Tying DFDL to Data Format Specification Documents - OpenGridForum/DFDL GitHub Wiki
We get asked for a way to tie the contents of a DFDL schema back to the specification documents for the format.
Other than mentioning these documents in block comments in the DFDL schema files, doing this at a more granular level has proven to be quite problematic. The paper specifications are often so partial, incorrect, and complemented by other information that they aren’t really referencible in a meaningful way.
This is a case study of development of a fairly large DFDL Schema for a message data format. The schema ultimately contains more than 100 ".dfdl.xsd" files.

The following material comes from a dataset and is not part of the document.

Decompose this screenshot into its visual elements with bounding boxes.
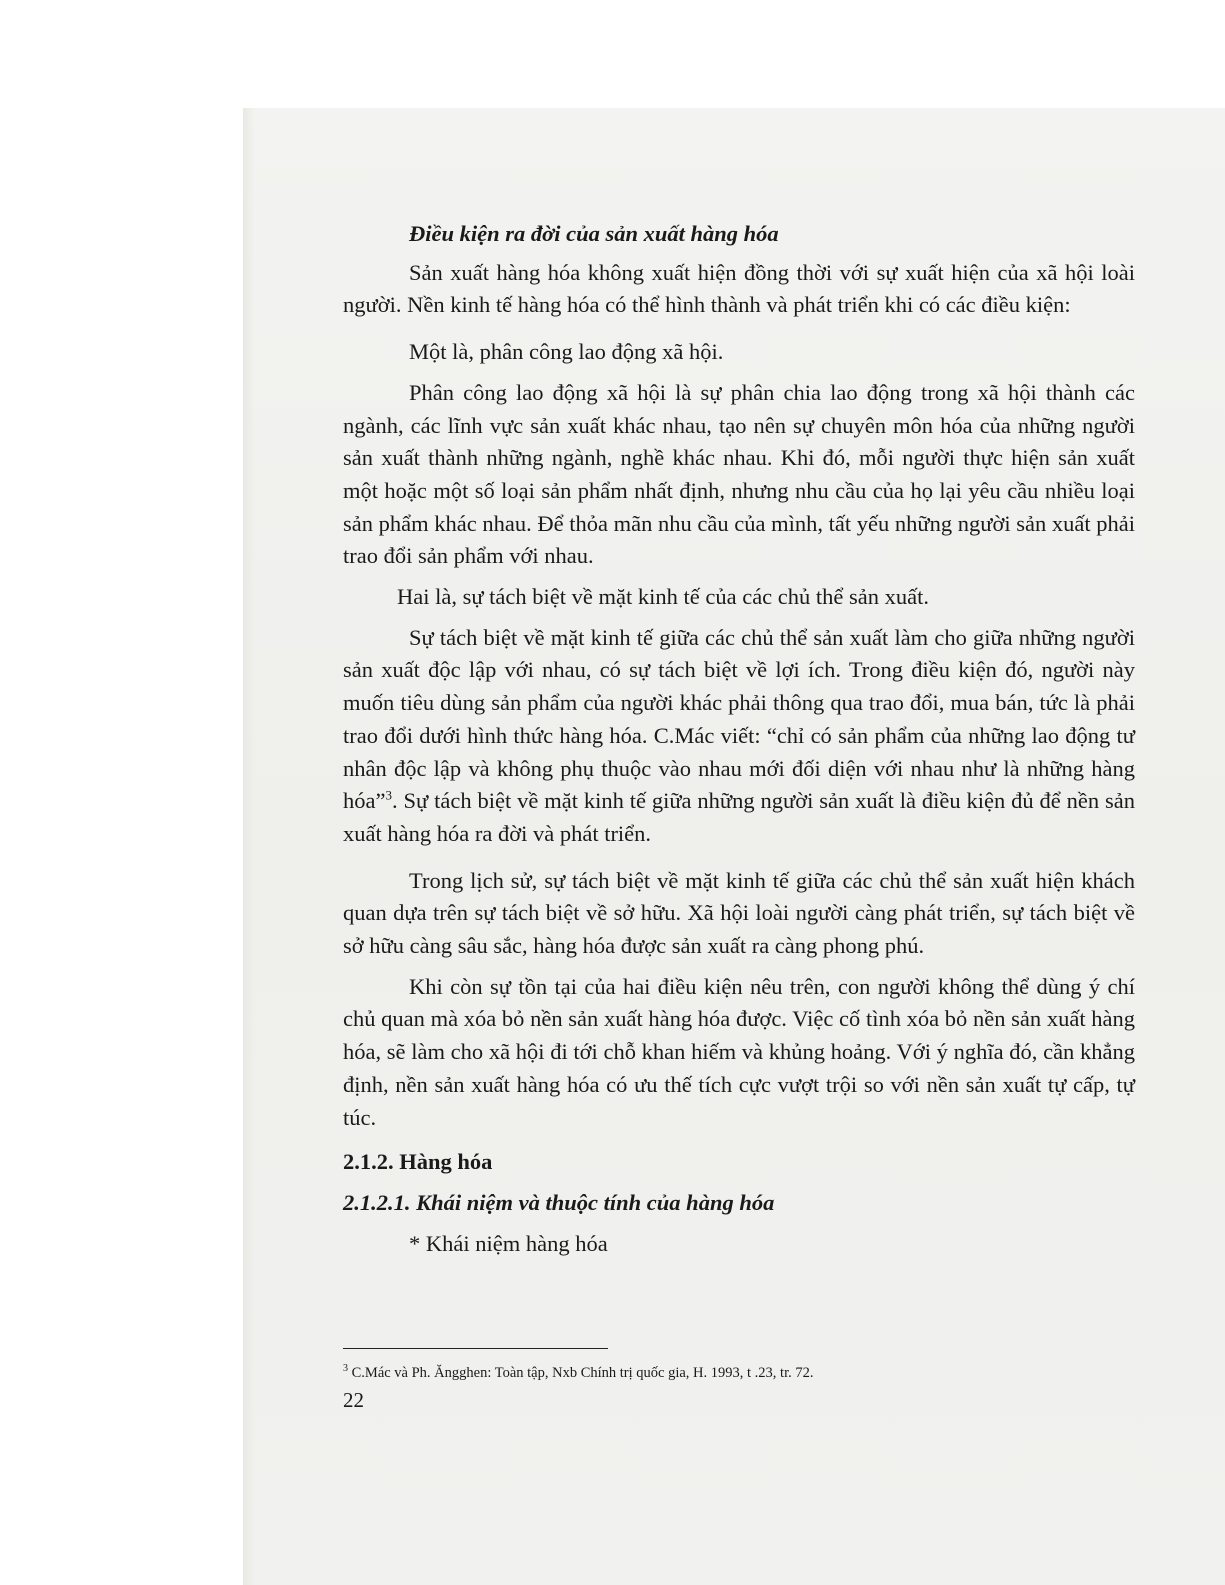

We were given 2 spec documents. One older, one newer.
We were told they correspond to R8 (Release 8) and R9 versions, though that terminology is not found in the documents, nor their file names nor titles.
We were given test data for perhaps 85% of the messages in these specs.
We were also given files derived from an OMG IDL data description. This is ostensibly machine readable, but it is not complete. This was consulted as a 3rd source of information when a discrepancy between spec and de-facto test data was found.
Numerous clarifications about the specifications were provided in emails. Bugs were found in the specs shown by them not agreeing with de-facto test data.
The R9 version was described as a superset of R8.
Very late in the project we were advised that there are a number of incompatibilities between R8 and R9, so that R9 is clearly not just a superset, and furthermore that processing of R8 data must reject R9-only messages.
The list of messages with deltas/incompatibilities between R8 and R9 was provided in an email message. This list, however, identified the messages by section numbers of a draft of the R9 spec which is different (likely older) than the one we were given, and the section numbers of many messages had changed, making positive identification of the exact set of R9 message deltas impossible.
We worked out the correspondence of the messages between the spec we have for R9, and the ones described in the delta email by use of other information about the kinds of messages. This was submitted back to the customer for confirmation.
Test data was divided into R9 and R8 data, but this data was of different forms. The R8 data was provided as PCAP files of TCP data. The R9 data was provided in ".bin" files of individual messages.
The ".bin" files were in many cases corrupted by added LF characters added at the end of the data. These are binary data files and should not have line endings.
For some messages that were supposedly R9 we found they matched the R8 specification by testing.
The above seems chaotic but is actually typical of data projects.
Given all the above, what’s a specification?
When we create a DFDL schema for cybersecurity use, system accreditors want to understand where in the "specification" the description of a particular DFDL element resides. But what is the specification in this case?
The contribution of DFDL here is significant. Once the de-facto data, the various specs, and the clarifications are brought together in the DFDL schema, it becomes a new reference for the data format.
When creating a DFDL schema from a specification, one should capture the prose of the specification as well as the format details. If the DFDL schema captures descriptive text about the elements of the format as well, then new documentation can be generated from the DFDL schema.
The DFDL schema is also operationalized and can be shown to be correct with de-facto data. The Apache Daffodil project has been promoting a standard schema project layout so as to package DFDL schemas with associated test data and test infrastructure so that all DFDL schemas have Built-in-Self-Test (BIST).
Corrections to the DFDL schema are intended to be robustly versioned, in that it is a formal language artifact that is robustly versioned using configuration management systems as is done with software. The ability to directly regression test the DFDL schemas with de-facto data and to add more such data to cover fixes to discovered flaws enables the DFDL schema to converge on correctness as versions are refined over time.
Human documents simply do not support this level of robust configuration management and as they are not directly testable, creation of new versions to fix errors often fixes one thing but introduces another flaw elsewhere.
Human documents are also notoriously bad at maintaining accurate cross references; hence, section content is often repeated when there should be no doubt that the exact same thing is intended by sharing a common definition. DFDL schemas can, and should, never repeat themselves. Shared DFDL type, group, and element declarations can be used to ensure this, and the documentation generated from the DFDL schema would naturally contain cross-references (or links) to shared definitions.
DFDL is a standard; hence, it can be learned and an investment in learning it is usable over a career of working with data.
DFDL also has an open-source implementation, Apache Daffodil, meaning its use has zero cost, and tools like one to convert DFDL to HTML documentation can start from the Apache Daffodil code base that already knows how to navigate and assemble DFDL schemas. Tools for testing, for data-format-debugging, etc., are all feasible due to the DFDL standard being something with longevity.
Finally, DFDL is not a programming language - its descriptive capabilities match what is needed to describe data formats. Hence, data formats described using DFDL are more secure than those described using a complete, fully powerful programming language.
Ultimately, a comprehensive DFDL schema should become the new reference for a data format standard. Over time it should displace the paper/pdf-style of specifications, replacing them with documentation generated from the DFDL schema which is hyperlinked to shared sections so it is not redundant.
The testability of a DFDL schema, and incorporation of test data into the DFDL schema project tree, along with robust configuration management, insures that the DFDL schema converges toward equivalence of the functionality with the documentation of it.